Francois Fillon clung to his role as France's conservative presidential candidate on Friday amid worsening opinion poll ratings and speculation about his ability to carry on after accusations his wife got public money for work she did not do.
Police carried out searches at the Senate in connection with the fake job allegations on Friday, looking in particular for information concerning payments there to Charles and Marie, two of Fillon's children, the public prosecutor said.
Graphic of main competitors in French presidential election - here
Senate President Gerard Larcher, named by some politicians as a desirable substitute if Fillon bows out, took to Twitter to deny a report in news publication L'Obs that he was about to withdraw his support for the current presidential contender.
People in his own camp discussed other options as a second poll in two days showed a large majority of voters believed the former prime minister should pull out of the election, a two-round contest that opens on April 23.
An opinion poll on Friday night showed that Fillon, once the comfortable frontrunner in the race for the Elysee, would not make it into the knockout round on May 7.
The Ifop Fiducial poll showed him trailing in third place behind far-right leader Marine Le Pen and independent centrist Emmanuel Macron, with Macron going on to win the knockout against Le Pen.
Fillon, 62, vowed at a Thursday night rally in northeast France to fight what he called a "demolition exercise", telling a crowd of around 1,000: "People are not seeking justice.
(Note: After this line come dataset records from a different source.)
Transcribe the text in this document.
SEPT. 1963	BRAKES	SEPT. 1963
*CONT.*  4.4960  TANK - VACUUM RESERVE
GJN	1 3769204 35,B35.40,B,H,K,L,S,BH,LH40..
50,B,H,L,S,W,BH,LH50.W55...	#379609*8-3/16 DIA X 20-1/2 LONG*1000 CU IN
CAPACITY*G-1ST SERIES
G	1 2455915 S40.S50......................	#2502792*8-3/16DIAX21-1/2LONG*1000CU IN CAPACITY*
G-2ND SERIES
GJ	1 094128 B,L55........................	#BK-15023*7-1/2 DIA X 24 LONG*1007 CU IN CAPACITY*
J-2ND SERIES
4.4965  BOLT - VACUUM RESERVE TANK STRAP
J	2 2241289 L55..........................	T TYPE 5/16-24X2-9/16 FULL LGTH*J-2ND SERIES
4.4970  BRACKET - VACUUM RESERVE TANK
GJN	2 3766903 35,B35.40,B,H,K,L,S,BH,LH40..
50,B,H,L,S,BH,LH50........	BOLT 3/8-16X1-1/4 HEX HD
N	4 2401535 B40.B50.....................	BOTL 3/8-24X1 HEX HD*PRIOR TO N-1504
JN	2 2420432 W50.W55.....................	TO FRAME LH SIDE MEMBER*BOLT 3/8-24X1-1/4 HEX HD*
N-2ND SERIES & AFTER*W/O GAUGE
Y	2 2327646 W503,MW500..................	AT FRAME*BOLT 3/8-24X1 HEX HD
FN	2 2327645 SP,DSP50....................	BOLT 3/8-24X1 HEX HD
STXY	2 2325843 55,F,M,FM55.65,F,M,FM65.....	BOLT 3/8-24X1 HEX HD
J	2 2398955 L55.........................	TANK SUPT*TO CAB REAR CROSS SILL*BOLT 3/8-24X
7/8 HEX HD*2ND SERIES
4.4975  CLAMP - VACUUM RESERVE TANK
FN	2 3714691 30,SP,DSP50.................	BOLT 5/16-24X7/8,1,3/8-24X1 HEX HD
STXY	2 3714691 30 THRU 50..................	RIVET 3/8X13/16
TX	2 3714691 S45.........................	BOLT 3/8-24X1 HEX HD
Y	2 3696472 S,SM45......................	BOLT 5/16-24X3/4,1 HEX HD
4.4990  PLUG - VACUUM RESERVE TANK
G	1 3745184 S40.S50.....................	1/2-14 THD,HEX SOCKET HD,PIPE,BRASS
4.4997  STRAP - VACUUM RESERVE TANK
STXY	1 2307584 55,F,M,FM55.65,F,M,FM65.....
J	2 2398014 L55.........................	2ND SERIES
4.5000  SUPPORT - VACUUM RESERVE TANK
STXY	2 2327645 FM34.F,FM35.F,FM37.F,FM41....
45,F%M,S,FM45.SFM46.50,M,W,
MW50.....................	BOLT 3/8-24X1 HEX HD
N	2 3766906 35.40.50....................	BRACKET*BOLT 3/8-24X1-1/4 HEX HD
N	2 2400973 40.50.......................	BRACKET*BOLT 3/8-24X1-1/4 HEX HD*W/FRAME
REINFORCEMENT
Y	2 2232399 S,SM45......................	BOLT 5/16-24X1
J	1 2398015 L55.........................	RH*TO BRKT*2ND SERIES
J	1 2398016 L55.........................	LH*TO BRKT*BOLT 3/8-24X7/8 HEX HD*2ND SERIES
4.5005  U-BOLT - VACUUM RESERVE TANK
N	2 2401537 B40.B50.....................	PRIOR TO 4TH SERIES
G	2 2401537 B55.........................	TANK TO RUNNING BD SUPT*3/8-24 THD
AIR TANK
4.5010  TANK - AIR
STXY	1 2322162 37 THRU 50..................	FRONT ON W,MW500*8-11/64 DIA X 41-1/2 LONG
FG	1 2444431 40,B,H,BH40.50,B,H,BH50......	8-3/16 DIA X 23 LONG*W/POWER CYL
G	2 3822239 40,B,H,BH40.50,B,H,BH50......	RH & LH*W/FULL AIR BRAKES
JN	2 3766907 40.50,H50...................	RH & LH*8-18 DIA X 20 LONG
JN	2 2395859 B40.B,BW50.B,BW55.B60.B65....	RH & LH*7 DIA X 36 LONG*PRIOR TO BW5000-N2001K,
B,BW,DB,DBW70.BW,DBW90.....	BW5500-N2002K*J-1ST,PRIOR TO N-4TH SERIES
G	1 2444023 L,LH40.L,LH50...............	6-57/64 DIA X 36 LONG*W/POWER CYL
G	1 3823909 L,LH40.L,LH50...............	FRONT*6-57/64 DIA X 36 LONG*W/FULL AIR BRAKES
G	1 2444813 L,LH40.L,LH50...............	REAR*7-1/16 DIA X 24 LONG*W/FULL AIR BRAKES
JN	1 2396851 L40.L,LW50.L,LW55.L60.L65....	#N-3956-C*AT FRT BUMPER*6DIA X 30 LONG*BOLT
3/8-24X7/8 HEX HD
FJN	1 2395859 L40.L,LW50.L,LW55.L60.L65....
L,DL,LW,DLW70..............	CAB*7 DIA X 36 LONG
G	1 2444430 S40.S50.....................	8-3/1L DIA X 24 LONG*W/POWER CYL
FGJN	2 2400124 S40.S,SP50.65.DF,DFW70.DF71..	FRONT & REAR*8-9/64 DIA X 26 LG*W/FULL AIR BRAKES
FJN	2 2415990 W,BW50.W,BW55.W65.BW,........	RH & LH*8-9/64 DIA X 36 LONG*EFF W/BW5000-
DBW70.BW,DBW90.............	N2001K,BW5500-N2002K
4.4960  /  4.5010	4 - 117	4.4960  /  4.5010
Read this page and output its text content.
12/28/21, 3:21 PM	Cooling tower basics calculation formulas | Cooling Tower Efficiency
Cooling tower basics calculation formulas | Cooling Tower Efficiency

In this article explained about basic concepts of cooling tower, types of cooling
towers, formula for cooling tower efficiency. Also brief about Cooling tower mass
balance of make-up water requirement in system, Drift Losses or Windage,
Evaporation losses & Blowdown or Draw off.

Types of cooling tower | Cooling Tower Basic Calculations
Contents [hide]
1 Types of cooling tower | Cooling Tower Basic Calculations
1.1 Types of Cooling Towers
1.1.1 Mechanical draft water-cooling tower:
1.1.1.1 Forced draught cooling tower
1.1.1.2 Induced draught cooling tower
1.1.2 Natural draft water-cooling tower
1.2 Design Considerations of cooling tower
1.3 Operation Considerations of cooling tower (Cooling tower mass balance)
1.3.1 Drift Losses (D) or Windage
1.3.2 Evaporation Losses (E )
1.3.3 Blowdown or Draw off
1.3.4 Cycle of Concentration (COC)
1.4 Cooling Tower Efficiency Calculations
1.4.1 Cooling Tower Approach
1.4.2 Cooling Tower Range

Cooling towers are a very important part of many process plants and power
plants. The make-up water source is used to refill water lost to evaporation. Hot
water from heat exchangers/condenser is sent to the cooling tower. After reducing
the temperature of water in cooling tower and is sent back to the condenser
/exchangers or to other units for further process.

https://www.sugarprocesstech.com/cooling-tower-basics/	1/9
They are seeking to destroy me, and beyond me to destroy the Right and steal an election."
Until the scandal over payments to his wife and two of his children surfaced last week, he had enjoyed what looked like a nearly unassailable lead over other presidential contenders.
An Odoxa poll for franceinfo radio showed 61 percent believe Fillon is now wrong to persevere in his presidential bid.
Sniping from his own right-wing political camp continued, primarily from politicians connected to party grandees he beat to win the presidential ticket of The Republicans party.
"NO SMALL SUM"
"A million euros is no small sum," said former justice minister Rachida Dati, referring to the payments alleged to have been made to Fillon's wife and two of his children.
Dati, who was third-place loser in the contest that handed Fillon the Republicans presidential ticket, dismissed two other names cited as possible replacements if Fillon pulled out - Alain Juppe and Sarkozy.
They were both also-rans in the primary that Fillon won last November. But Juppe has the handicap of a court conviction more than 10 years ago for misusing political funds to finance phantom jobs for political friends. Sarkozy is being pursued by investigators on suspicion of illicit campaign financing.
Fillon has denied any wrongdoing since Le Canard enchaine, a muckraking satirical weekly, last week accused him of paying his British wife, Penelope, hundreds of thousands of euros for work as an assistant that she appeared not to have done.
That scandal, subject of an official inquiry, has broadened since then with further reports by the newspaper of payments 10 years ago to children Marie and Charles, who are now lawyers in their 30s. On Thursday, a prime-time TV programme broadcast a decade-old interview in which Fillon's wife appeared to say she had no role as an employed assistant.
"I have never actually been his assistant or anything like that. I don't deal with his communication," she said in that interview with Britain's Daily Telegraph newspaper.
Fillon had presented himself as a clean-cut, clean-living candidate. The Welsh-born Penelope has long shunned the limelight for what, in rare comments to the media, she calls a country life as mother of four at the family manor west of Paris.
Should he bow out, other names that politicians have shared with journalists as replacement contenders are Senate President Larcher, publicly proposed by right-winger Christine Boutin on Thursday, and ex-ministers Xavier Bertrand and Francois Baroin.